MSA Generation Tool Documentation

This documentation provides an overview of two Python scripts designed to automate the process of generating multiple sequence alignments (MSA) using either jackhmmer or mmseqs2.

JackHMMeR Multiple Sequence Alignment

Overview

This script is designed to generate a Multiple Sequence Alignment (MSA) using jackhmmer. It processes a target sequence provided in FASTA format and outputs the resulting MSA in a format compatible with tools like colabfold_batch.

Key Features: - Configurable via command-line arguments or a JSON configuration file. - Supports the use of a RAM disk for improved performance. - Saves the resulting MSA in a specified output directory.

Usage

To run the script, use the following command:

jackhmmer_msa --config_file <path_to_config> --sequence_path <path_to_fasta> --output_path <output_dir> [optional arguments]

Command-Line Arguments: - –config_file: Path to the JSON configuration file. - –sequence_path: Path to the FASTA file containing the target sequence. - –output_path: Path to save the results. - –jobname: The job name (optional). - –homooligomers: Number of copies of the protein (optional). - –use_ramdisk: Whether to use a RAM disk for the process (optional, requires root access).

Example

jackhmmer_msa --config_file config.json --sequence_path input.fasta --output_path ./results

mmseqs2 Multiple Sequence Alignment

Overview

This script is designed to generate a Multiple Sequence Alignment (MSA) using mmseqs2. Similar to the jackhmmer script, it processes a target sequence provided in FASTA format and outputs the resulting MSA.

Key Features: - Configurable via command-line arguments or a JSON configuration file. - Saves the resulting MSA and associated files in the specified output directory.

Usage

To run the script, use the following command:

mmseqs2_msa --config_file <path_to_config> --sequence_path <path_to_fasta> --output_path <output_dir> [optional arguments]

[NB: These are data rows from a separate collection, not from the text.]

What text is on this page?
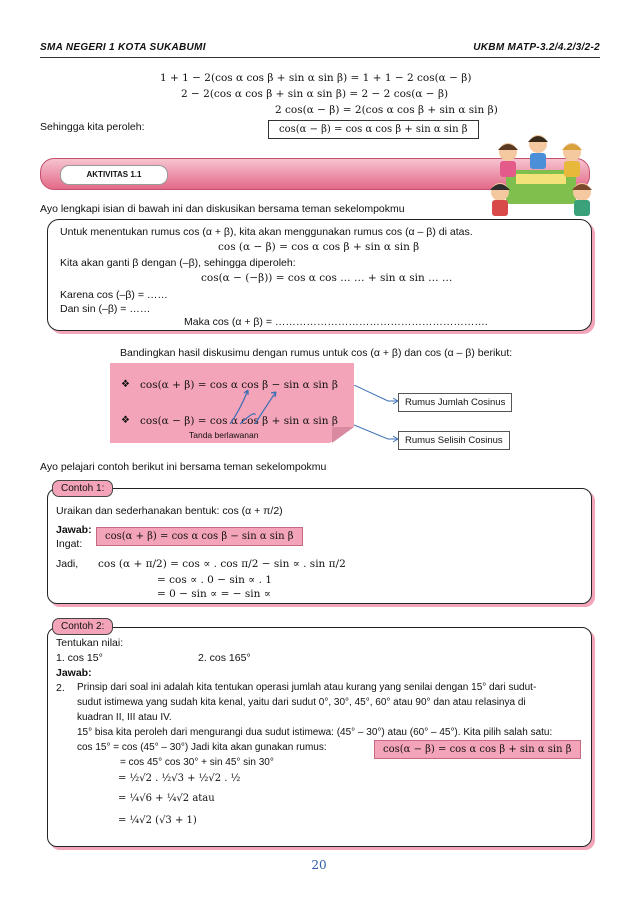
SMA NEGERI 1 KOTA SUKABUMI	UKBM MATP-3.2/4.2/3/2-2
1 + 1 − 2(cos α cos β + sin α sin β) = 1 + 1 − 2 cos(α − β)
2 − 2(cos α cos β + sin α sin β) = 2 − 2 cos(α − β)
2 cos(α − β) = 2(cos α cos β + sin α sin β)
Sehingga kita peroleh:	cos(α − β) = cos α cos β + sin α sin β
AKTIVITAS 1.1
Ayo lengkapi isian di bawah ini dan diskusikan bersama teman sekelompokmu
Untuk menentukan rumus cos (α + β), kita akan menggunakan rumus cos (α – β) di atas.
cos (α − β) = cos α cos β + sin α sin β
Kita akan ganti β dengan (–β), sehingga diperoleh:
cos(α − (−β)) = cos α cos … … + sin α sin … …
Karena cos (–β) = ……
Dan sin (–β) = ……
Maka cos (α + β) = …………………………………………………….
Bandingkan hasil diskusimu dengan rumus untuk cos (α + β) dan cos (α – β) berikut:
❖ cos(α + β) = cos α cos β − sin α sin β
❖ cos(α − β) = cos α cos β + sin α sin β
Tanda berlawanan
Rumus Jumlah Cosinus
Rumus Selisih Cosinus
Ayo pelajari contoh berikut ini bersama teman sekelompokmu
Contoh 1:
Uraikan dan sederhanakan bentuk: cos (α + π/2)
Jawab:
Ingat:
cos(α + β) = cos α cos β − sin α sin β
Jadi, cos (α + π/2) = cos ∝ . cos π/2 − sin ∝ . sin π/2
= cos ∝ . 0 − sin ∝ . 1
= 0 − sin ∝ = − sin ∝
Contoh 2:
Tentukan nilai:
1. cos 15°	2. cos 165°
Jawab:
2. Prinsip dari soal ini adalah kita tentukan operasi jumlah atau kurang yang senilai dengan 15° dari sudut-
sudut istimewa yang sudah kita kenal, yaitu dari sudut 0°, 30°, 45°, 60° atau 90° dan atau relasinya di
kuadran II, III atau IV.
15° bisa kita peroleh dari mengurangi dua sudut istimewa: (45° – 30°) atau (60° – 45°). Kita pilih salah satu:
cos 15° = cos (45° – 30°) Jadi kita akan gunakan rumus:	cos(α − β) = cos α cos β + sin α sin β
= cos 45° cos 30° + sin 45° sin 30°
= ½√2 . ½√3 + ½√2 . ½
= ¼√6 + ¼√2 atau
= ¼√2 (√3 + 1)
20
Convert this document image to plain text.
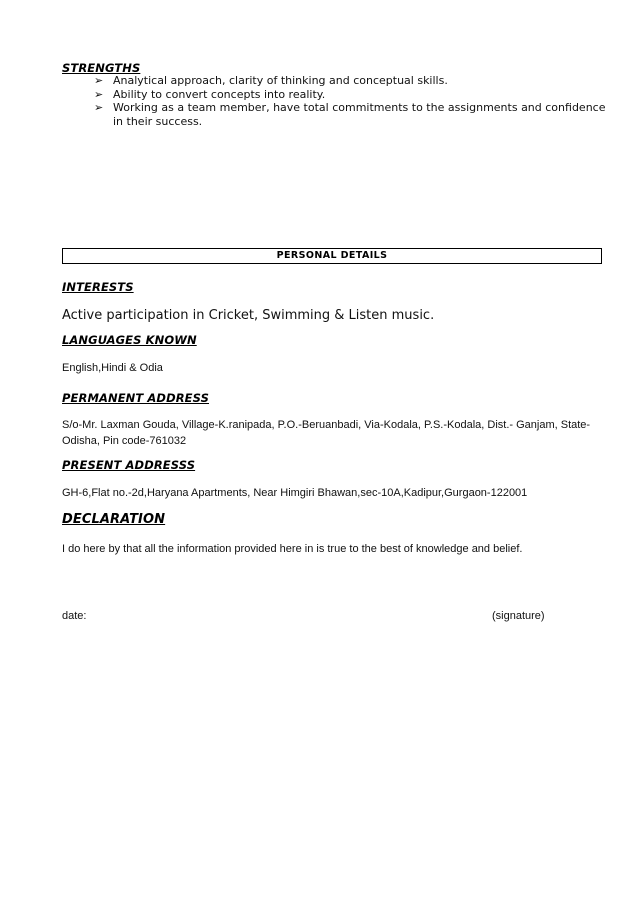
STRENGTHS
➢ Analytical approach, clarity of thinking and conceptual skills.
➢ Ability to convert concepts into reality.
➢ Working as a team member, have total commitments to the assignments and confidence in their success.
PERSONAL DETAILS
INTERESTS
Active participation in Cricket, Swimming & Listen music.
LANGUAGES KNOWN
English,Hindi & Odia
PERMANENT ADDRESS
S/o-Mr. Laxman Gouda, Village-K.ranipada, P.O.-Beruanbadi, Via-Kodala, P.S.-Kodala, Dist.- Ganjam, State-
Odisha, Pin code-761032
PRESENT ADDRESSS
GH-6,Flat no.-2d,Haryana Apartments, Near Himgiri Bhawan,sec-10A,Kadipur,Gurgaon-122001
DECLARATION
I do here by that all the information provided here in is true to the best of knowledge and belief.
date:	(signature)
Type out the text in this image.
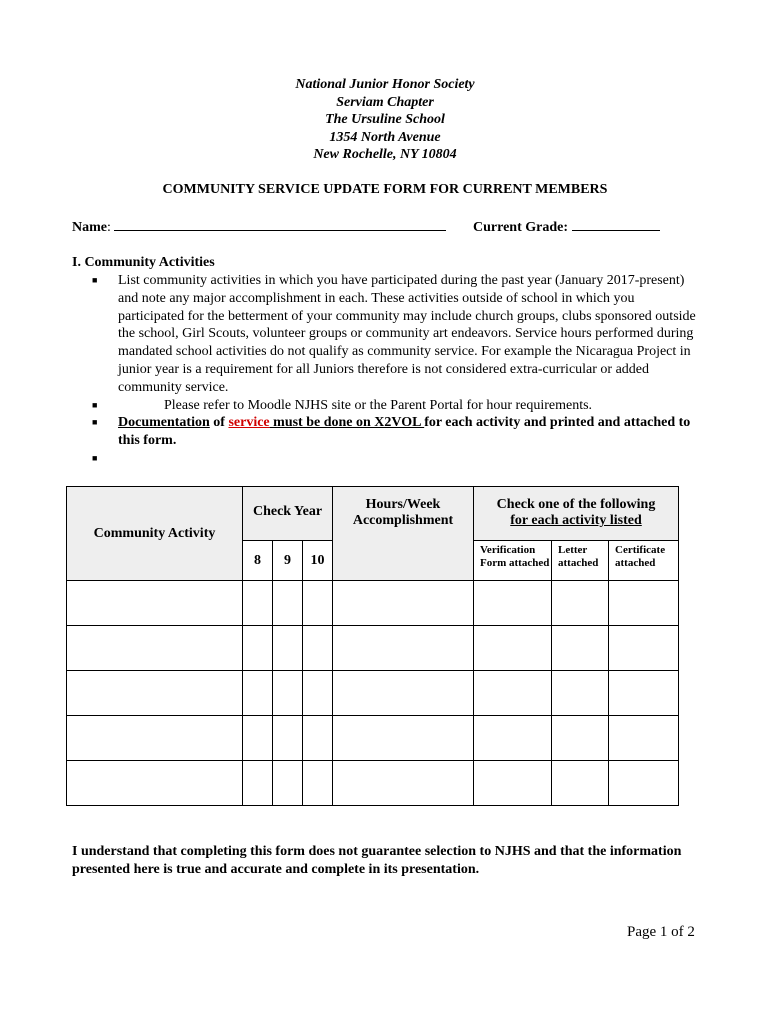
National Junior Honor Society
Serviam Chapter
The Ursuline School
1354 North Avenue
New Rochelle, NY 10804
COMMUNITY SERVICE UPDATE FORM FOR CURRENT MEMBERS
Name:	Current Grade:
I. Community Activities
■ List community activities in which you have participated during the past year (January 2017-present) and note any major accomplishment in each. These activities outside of school in which you participated for the betterment of your community may include church groups, clubs sponsored outside the school, Girl Scouts, volunteer groups or community art endeavors. Service hours performed during mandated school activities do not qualify as community service. For example the Nicaragua Project in junior year is a requirement for all Juniors therefore is not considered extra-curricular or added community service.
■	Please refer to Moodle NJHS site or the Parent Portal for hour requirements.
■ Documentation of service must be done on X2VOL for each activity and printed and attached to this form.
■

Community Activity	Check Year			Hours/Week Accomplishment	Check one of the following
for each activity listed		

	8	9	10		Verification Form attached	Letter attached	Certificate attached

I understand that completing this form does not guarantee selection to NJHS and that the information presented here is true and accurate and complete in its presentation.
Page 1 of 2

Command-Line Arguments: - –config_file: Path to the JSON configuration file. - –sequence_path: Path to the FASTA file containing the target sequence. - –output_path: Path to save the results. - –jobname: The job name (optional).

Example

mmseqs2_msa --config_file config.json --sequence_path input.fasta --output_path ./results

Configuration Files

Both scripts allow configuration through a JSON file. Below is an example configuration file:

{
    "sequence_path": "input.fasta",
    "output_path": "./results",
    "jobname": "prediction_run",
    "homooligomers": 1,
    "use_ramdisk": false,
    "tmp_dir": "./tmp"
}

Output

Both scripts save the resulting MSA in the specified output directory. The MSA file can be used for downstream analyses, such as structure prediction or further alignment refinement.